Reading a review of Philip Roth’s Nemesis by J.M. Coetzee in the October 28, 2010, The New York Review of Books, I came across a paragraph, and a piece of good advice, that we can benefit from as writers. Coetzee is writing about Roth’s way of providing “how-to’s” in his novels.

“Among the subsidiary pleasures Roth provides,” Coetzee writes, “are the expert little how-to essays embedded in the novels: how to make a good glove, how to dress a butcher’s display window.” In his novel, Everyman, for example, Roth has a “modest but beautifully composed little ten-page episode of how to dig a grave.”

In other words, the reader comes away from a book by Roth not only being impressed by the story, his language, but also with new knowledge. It is perhaps an old prose trick, but it works. Give the reader something new to chew on. Telling a story, but tell it wisely, and with new information.

Those of us writing about the Third World have wide landscapes to describe, from village life to exotic behavior (at least to most Americans) of what we saw overseas. There is a small scene in one of my novel where, in Africa, a man is carrying his testicles around in a wheel barrel. Suffering from elephantiasis, it is the only way the Ethiopian could walk. I spotted this man from a train window of the old Littorina, the train that ran daily down from Addis Ababa to Dire Dawa. We were passing through Awash Station on the floor of the Rift Valley when I saw him beside the narrow gauge track. I used this one glimpse of an African reality, almost as a throwaway line, then explained how and why of his condition. More than one reader has come up to me since with the question: “What that all true?”

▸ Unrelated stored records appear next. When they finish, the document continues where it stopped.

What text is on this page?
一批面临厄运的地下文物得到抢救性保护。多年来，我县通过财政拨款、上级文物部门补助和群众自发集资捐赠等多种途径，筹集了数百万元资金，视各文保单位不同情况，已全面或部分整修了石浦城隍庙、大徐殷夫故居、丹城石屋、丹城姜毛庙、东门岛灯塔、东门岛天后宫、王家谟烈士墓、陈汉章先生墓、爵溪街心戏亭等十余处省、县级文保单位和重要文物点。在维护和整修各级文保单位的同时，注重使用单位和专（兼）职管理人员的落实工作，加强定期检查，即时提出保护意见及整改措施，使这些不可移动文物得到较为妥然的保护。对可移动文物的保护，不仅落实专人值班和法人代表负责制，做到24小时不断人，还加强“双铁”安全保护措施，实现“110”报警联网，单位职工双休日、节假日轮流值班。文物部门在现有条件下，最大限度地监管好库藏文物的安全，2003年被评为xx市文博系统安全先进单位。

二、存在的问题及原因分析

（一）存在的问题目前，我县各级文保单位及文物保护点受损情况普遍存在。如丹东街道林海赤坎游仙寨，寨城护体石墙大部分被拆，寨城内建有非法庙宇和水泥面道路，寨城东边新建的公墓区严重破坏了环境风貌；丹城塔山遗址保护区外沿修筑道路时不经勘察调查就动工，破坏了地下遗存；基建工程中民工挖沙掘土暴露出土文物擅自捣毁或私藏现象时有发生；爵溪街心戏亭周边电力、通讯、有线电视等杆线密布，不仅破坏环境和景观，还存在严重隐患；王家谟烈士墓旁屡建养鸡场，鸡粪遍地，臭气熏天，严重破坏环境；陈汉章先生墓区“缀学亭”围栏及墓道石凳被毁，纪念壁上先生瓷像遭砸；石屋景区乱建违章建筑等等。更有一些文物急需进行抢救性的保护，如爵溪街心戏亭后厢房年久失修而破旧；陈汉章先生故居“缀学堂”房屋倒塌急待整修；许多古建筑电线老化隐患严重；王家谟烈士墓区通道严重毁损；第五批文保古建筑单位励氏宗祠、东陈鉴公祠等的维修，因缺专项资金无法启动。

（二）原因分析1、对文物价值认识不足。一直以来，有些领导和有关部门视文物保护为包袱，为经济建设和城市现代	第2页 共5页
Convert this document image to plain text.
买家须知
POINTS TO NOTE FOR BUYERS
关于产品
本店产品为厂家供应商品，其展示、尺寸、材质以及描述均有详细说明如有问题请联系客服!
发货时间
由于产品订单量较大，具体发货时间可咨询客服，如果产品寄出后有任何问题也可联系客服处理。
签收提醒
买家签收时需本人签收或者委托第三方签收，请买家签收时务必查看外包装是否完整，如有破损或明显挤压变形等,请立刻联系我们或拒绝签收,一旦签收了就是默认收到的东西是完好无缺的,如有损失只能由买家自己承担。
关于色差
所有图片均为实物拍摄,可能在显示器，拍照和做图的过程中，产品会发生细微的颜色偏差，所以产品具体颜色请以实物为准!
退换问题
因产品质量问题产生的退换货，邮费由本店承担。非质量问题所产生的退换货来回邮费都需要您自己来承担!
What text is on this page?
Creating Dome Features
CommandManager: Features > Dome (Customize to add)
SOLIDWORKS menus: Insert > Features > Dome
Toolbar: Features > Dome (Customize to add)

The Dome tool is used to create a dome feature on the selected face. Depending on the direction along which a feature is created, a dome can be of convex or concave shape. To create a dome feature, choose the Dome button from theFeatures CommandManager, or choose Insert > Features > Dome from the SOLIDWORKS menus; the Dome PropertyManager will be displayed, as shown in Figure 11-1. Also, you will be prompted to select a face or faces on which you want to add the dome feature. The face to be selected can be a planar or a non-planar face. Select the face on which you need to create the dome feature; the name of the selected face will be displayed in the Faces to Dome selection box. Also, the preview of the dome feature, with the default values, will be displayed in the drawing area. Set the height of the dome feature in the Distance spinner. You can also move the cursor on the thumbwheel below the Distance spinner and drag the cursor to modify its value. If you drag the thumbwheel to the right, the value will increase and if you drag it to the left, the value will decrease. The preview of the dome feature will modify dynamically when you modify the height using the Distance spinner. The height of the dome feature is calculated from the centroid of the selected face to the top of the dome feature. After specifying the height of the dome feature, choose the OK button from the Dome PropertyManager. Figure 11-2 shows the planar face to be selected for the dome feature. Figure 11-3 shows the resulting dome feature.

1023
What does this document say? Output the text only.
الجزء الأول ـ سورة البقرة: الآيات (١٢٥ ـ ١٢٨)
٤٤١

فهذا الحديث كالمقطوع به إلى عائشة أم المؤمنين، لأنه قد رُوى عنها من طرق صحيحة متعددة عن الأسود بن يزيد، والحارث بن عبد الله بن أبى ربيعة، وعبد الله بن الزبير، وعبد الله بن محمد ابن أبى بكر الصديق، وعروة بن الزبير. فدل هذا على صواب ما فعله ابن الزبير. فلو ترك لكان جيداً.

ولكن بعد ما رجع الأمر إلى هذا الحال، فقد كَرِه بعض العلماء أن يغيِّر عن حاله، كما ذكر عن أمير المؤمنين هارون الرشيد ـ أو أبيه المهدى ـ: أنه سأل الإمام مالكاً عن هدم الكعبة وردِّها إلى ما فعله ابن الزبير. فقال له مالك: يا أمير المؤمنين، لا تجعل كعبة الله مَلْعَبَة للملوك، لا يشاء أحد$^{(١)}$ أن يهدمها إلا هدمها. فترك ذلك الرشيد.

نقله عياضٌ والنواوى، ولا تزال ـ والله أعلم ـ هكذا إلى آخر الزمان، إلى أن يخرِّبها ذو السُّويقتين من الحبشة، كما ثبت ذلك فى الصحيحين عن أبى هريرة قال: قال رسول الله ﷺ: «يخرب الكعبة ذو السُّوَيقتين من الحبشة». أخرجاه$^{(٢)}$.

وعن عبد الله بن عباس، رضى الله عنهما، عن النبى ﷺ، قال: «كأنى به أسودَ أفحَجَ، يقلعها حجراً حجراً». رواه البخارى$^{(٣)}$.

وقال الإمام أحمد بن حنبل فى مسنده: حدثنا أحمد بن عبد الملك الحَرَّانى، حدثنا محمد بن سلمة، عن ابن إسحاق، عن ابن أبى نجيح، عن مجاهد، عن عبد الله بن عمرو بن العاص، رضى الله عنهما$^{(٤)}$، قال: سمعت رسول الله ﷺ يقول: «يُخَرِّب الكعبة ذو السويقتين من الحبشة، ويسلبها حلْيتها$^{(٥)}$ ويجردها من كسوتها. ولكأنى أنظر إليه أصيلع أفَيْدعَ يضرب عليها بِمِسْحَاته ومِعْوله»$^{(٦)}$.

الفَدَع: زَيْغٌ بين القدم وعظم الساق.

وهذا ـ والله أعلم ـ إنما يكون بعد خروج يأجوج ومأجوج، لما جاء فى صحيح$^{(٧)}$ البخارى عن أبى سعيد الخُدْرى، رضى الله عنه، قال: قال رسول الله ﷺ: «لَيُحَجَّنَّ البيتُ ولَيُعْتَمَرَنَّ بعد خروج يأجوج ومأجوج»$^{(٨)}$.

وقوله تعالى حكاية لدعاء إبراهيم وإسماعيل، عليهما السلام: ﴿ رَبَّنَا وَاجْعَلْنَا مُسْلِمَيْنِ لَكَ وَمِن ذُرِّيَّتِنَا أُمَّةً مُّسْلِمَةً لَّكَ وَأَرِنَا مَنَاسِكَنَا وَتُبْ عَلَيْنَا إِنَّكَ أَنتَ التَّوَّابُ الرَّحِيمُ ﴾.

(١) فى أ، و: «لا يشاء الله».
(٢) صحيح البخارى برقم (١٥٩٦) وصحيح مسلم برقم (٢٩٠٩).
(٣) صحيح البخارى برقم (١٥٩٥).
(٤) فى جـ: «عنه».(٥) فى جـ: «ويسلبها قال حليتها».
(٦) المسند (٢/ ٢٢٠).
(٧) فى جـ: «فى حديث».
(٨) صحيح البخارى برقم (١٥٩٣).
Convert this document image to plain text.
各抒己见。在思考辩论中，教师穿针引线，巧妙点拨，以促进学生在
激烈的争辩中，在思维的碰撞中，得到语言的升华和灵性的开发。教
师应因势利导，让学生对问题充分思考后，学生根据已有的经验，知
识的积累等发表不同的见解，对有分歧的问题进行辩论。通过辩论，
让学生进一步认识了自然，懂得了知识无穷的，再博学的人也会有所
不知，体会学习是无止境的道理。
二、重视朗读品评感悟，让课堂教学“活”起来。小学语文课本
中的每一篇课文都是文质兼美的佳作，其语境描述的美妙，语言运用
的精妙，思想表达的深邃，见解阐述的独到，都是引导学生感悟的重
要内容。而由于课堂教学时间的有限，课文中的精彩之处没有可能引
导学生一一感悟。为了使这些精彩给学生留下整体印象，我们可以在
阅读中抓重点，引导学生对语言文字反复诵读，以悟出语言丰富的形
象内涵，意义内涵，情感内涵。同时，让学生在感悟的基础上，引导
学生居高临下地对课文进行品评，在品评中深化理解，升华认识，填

So, as RPCV writers we have a lot of knowledge and information to use. The secret is to use it wisely. Don’t burden the reader with tons of information. Remember, a little knowledge (or information) goes a long way.

What we need to do, especially those of us publishing POD books is to make sure our novels, memories, etc., are not only line-edited and copy-edited, but also are precise in detail. Don’t be happy with first drafts, with language easily composed, with ‘getting it all out of you and on the page” fast and furiously.

Here’s a small trick. Do what most women do before going out for the evening. They’ll pause at the hallway mirror and take one last look, and then remove one accessory. Less is more.  All dressed up, they don’t want to, so to speak, say too much.

Do the same with your page of prose. Stop and re-read it when you are done, and then take something off the page, a simile, an attention-drawing adverb, a paragraph of descriptive.

Always remember, a good tale is all in the telling.